Он включил пятую передачу и надавил на газ. Прямая дорога пересекала долину, справа во мраке утопал лес — он чувствовал его тяжелое и мощное дыханье… Ветер здесь густо пах растительным соком и смолой… Вдалеке за лесом простирались холмы и озера Великого герцогства Люксембургского.

Местность — в самый раз для Вертера. Решительно, эта роль его не отпускала. Однако бог его знает, может быть, этот персонаж был вовсе на него не похож. Романтическая раздражительность и лихорадочность была полной противоположностью его безупречного профессионализма. Вертер любил лишь Шарлоту — у него же в жизни было столько нелюбимых женщин… Это можно сравнить с охотой, и охотиться ему, с его-то голосом, славой и свободой, было легко… Разве что та история с Хеленой де Бинджерс, хористкой Хьюстонской оперы, случившаяся около пяти лет назад… Но в конечном счете она для него ничего не значила. Однажды утром солнечный луч, упав на подушку, осыпал волосы молодой женщины золотой пылью. Несколько секунд ее глаза напоминали океанские глубины… И еще улыбка.
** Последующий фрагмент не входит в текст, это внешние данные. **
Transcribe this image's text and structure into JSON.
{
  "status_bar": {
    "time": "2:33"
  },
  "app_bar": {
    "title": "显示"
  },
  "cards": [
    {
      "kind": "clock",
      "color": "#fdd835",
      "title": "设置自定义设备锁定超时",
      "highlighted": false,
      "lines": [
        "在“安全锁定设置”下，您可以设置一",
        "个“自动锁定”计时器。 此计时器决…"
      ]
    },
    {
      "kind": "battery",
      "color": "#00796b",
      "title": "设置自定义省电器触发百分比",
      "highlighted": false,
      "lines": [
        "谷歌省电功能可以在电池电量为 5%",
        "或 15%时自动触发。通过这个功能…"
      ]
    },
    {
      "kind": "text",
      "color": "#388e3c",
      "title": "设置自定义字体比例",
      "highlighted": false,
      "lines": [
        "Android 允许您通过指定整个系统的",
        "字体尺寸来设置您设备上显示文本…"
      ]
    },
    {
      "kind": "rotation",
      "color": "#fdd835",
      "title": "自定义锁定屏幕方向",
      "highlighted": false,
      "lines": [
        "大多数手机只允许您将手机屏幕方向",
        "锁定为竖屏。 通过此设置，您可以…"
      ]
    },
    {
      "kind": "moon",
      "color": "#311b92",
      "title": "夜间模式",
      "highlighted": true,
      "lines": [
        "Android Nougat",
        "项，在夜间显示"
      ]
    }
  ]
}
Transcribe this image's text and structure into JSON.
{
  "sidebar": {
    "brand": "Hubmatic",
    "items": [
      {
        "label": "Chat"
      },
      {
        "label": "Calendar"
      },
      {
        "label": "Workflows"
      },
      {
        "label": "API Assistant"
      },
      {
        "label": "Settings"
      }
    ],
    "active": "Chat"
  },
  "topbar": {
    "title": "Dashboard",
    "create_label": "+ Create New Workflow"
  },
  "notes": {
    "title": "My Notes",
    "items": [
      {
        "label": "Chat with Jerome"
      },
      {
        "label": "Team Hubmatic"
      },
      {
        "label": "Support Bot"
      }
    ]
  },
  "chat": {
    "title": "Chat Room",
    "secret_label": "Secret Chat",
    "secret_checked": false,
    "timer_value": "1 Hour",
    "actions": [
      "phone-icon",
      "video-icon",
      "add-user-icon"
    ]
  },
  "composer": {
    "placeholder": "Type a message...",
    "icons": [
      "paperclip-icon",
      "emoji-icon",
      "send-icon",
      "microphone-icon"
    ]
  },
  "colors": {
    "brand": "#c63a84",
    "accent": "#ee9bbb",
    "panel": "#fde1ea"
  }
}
В какое-то мгновение ему показалось, что это и есть любовь, что она уже стучится в дверь и вот-вот ступит на порог, но женщина спрятала лицо в тень, и очарование тут же испарилось, а охватившая его страсть улетучилась. Достаточно одного жеста, локотка, прикрывшего лицо от слишком жаркого солнца, и море куда-то испарилось — со всеми его бурями, штилями и закатами, когда уходящее лето расцвечивает пляжи медными и оливковыми оттенками.

Прощай, Хелена, целых пятнадцать секунд я почти любил тебя… Он сел в самолет на Торонто, где должен был петь «Тоску», и больше никогда ее не видел.

Вертер же был совсем иным. Он приехал в деревню, заглянул в глаза Шарлоты, и его жизнь раз и навсегда переменилась. Она нянчится со своими братиками и сестричками, однажды вечером танцует с ним, и вдруг как-то лунной ночью, в момент признания, он узнает, что она принадлежит Альберту, «тому, кто мужем станет мне, как завещала мать». Он бежал, пытаясь все забыть, потом вновь увидал ее — уже замужнюю, в объятьях Альберта. Он понимал, что она тоже любит его, однако им не суждено быть вместе… Зачем же жить без Шарлоты? Под предлогом дальнего путешествия он одалживает пистолет, пускает пулю себе в грудь и умирает на руках своей несчастной возлюбленной, единственной страсти всей его жизни… Долгое время книга Гёте была запрещена, ведь ее выход спровоцировал волну самоубийств «а-ля Вертер»…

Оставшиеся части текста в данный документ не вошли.